Back in the living room, Isaac was curled into a furry white ball with his eyes open and his ears low. I sat down and scratched his ears. He lifted his snout towards me, revealing in the space between his paws a purple, left-hand glove. I didn't reach for it. I knew that it was unharmed.

When Isaac first came to live with me a year ago, if I had come home to separated gloves with the faint smell of dog on them, this scene would have played out very differently. I would have sternly called out, "Isaac, you do NOT play with my gloves." I would have taken the glove from him and thrown both gloves in the washing machine. In my first months as a pet owner, everything was about teaching Isaac who was in charge. It was not until the middle of his obedience school that the trainer got through to me that I had to learn to read/listen to Isaac's behavior. As I got to know Isaac better, and he got to know me, I began to see his behavior in a new light. Training was not just about me teaching him how to behave. Training also meant that I had to learn why he behaved certain ways.

What appeared to be "taking my stuff" was actually a sign of Isaac longing for me--or at least for the walks that came from me! I responded the way that I did because I understood his behavior. Understanding that behavior was only possible because I had taken the time to know him.

During the Advent season, we're reminded of a longing within us to be close to God. We long for his healing, comforting, nourishing presence. We long for God to become flesh and dwell among us. We long for the Christ child who fulfills all we need. We long for Emmanuel--God to be with us.

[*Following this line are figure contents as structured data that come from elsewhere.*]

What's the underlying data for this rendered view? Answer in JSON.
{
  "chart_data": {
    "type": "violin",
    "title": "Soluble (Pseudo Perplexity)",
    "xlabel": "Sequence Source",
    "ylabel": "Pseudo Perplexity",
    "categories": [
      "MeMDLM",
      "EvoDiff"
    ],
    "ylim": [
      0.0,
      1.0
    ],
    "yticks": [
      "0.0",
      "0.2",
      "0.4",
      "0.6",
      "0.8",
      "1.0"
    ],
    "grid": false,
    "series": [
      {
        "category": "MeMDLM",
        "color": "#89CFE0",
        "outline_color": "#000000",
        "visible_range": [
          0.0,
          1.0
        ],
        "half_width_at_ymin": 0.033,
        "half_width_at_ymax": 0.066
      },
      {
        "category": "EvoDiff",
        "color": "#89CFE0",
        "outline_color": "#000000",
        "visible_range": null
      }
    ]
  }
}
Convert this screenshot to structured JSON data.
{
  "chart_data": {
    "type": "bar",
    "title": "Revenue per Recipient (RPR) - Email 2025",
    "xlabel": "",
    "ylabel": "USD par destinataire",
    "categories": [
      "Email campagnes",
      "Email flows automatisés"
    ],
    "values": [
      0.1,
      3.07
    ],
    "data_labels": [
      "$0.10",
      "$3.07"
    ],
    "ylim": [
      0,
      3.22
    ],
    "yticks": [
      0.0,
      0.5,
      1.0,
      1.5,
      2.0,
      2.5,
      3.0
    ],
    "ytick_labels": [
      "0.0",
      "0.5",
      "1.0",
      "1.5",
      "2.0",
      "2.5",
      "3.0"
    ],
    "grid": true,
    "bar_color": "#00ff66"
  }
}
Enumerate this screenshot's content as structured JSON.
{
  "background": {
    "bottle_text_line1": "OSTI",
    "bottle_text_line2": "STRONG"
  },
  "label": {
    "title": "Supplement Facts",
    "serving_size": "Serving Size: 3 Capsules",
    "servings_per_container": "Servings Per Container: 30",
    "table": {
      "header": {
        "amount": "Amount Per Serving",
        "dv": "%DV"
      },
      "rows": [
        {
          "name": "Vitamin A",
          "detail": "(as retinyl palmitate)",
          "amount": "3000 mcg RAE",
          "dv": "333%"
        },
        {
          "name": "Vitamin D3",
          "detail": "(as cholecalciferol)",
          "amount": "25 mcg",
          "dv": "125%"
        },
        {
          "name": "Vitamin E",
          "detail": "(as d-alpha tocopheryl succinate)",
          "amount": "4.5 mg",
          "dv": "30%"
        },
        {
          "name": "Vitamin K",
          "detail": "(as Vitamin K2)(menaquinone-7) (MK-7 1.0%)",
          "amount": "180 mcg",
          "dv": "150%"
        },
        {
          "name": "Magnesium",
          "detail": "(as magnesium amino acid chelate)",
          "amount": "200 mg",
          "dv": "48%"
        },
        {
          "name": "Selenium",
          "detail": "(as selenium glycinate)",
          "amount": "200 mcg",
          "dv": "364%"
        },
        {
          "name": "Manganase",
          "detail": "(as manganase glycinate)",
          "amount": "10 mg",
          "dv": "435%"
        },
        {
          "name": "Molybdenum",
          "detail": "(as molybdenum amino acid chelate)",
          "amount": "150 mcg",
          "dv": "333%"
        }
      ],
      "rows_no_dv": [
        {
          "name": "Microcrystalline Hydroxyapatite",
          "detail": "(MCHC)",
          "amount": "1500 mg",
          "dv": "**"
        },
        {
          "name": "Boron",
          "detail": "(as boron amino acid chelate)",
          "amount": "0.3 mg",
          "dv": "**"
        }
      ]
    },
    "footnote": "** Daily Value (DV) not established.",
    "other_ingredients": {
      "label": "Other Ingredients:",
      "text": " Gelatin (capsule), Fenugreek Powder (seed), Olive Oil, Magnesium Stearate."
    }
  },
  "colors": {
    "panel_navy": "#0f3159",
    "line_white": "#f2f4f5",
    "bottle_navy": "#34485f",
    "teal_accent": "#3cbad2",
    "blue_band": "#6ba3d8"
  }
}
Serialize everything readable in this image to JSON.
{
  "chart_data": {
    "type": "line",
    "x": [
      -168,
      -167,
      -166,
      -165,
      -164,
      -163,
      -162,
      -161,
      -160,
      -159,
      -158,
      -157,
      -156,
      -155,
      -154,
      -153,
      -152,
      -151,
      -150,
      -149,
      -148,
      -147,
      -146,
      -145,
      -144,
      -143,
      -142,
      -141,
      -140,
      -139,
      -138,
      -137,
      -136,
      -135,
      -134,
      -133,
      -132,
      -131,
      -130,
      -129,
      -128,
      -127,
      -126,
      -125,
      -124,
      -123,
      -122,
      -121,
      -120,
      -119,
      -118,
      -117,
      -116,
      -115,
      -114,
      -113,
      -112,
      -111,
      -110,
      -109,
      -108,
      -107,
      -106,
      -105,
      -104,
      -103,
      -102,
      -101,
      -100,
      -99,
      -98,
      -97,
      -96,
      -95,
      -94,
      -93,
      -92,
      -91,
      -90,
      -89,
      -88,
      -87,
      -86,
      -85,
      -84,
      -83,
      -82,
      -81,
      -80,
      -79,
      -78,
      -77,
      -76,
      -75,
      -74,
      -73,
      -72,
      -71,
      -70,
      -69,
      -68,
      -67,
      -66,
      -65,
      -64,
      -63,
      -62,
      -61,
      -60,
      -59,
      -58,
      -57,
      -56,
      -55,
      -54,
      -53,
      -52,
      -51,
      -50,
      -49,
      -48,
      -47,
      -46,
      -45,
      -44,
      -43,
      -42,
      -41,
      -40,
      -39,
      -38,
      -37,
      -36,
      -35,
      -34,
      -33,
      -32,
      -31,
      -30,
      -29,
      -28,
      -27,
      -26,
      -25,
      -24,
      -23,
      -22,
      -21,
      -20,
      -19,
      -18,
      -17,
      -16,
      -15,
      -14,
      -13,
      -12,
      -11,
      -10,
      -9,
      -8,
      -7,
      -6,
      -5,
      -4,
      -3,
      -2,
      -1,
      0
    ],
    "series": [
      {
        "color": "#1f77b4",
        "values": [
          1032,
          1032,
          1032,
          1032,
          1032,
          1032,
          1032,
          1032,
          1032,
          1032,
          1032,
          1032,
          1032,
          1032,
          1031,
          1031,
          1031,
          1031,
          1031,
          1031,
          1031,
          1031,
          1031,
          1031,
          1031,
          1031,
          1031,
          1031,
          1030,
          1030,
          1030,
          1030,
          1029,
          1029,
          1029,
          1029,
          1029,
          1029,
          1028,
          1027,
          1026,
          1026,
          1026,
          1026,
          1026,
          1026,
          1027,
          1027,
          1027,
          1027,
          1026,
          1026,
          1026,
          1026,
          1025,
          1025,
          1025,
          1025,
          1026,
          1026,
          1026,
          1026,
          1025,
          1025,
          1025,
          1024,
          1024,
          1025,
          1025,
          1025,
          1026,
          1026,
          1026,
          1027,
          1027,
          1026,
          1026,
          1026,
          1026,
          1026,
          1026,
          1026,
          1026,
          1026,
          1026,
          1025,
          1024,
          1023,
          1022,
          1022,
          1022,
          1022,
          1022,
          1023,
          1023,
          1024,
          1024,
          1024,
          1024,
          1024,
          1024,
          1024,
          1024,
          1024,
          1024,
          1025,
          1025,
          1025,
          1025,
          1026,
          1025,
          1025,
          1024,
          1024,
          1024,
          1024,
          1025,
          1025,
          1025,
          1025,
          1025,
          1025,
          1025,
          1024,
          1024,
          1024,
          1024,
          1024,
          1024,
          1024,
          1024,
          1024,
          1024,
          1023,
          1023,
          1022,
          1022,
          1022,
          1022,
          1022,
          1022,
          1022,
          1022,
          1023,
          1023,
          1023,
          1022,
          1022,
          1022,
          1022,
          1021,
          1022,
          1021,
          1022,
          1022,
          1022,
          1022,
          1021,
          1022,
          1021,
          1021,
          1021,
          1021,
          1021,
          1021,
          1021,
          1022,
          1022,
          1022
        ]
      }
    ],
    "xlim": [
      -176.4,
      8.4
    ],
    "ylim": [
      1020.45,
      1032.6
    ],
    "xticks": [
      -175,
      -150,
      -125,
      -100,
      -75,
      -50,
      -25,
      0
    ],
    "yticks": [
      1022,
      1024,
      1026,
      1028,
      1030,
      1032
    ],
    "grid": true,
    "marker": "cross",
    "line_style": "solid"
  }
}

Sometimes we get so busy and self-absorbed that we forget how much God longs for us. We don't give God the time and space to heal, comfort, and nourish us. We neglect the mystery of God becoming flesh and dwelling among us. We're too busy trying to fulfill all our own needs that we ignore the Christ child who wants to carry those needs with us. We want God to be with us on our terms: to do what we want, when we want it, in the way we want it.

We don't take the time to long for Him -- and listen to His longing us. This is a longing that we only understand through building a relationship with Him.

Would you join me in a simple but powerful exercise some time before Christmas? Set a timer for 3 minutes (or longer, if you wish). Find a quiet place to sit in silence, alone, and pray this simple prayer:

Emmanuel, I long for you.

If your mind wanders, and it probably will, return to the prayer. Slow down your breath. Perhaps you'll want to close your eyes. This may be uncomfortable for some of us, and that's okay if it is. Others of us may experience such peace that this becomes a regular practice.

What matters is that we take the time to express our longing for God.

We long for that which we love.

And God longs for us, whom He loves.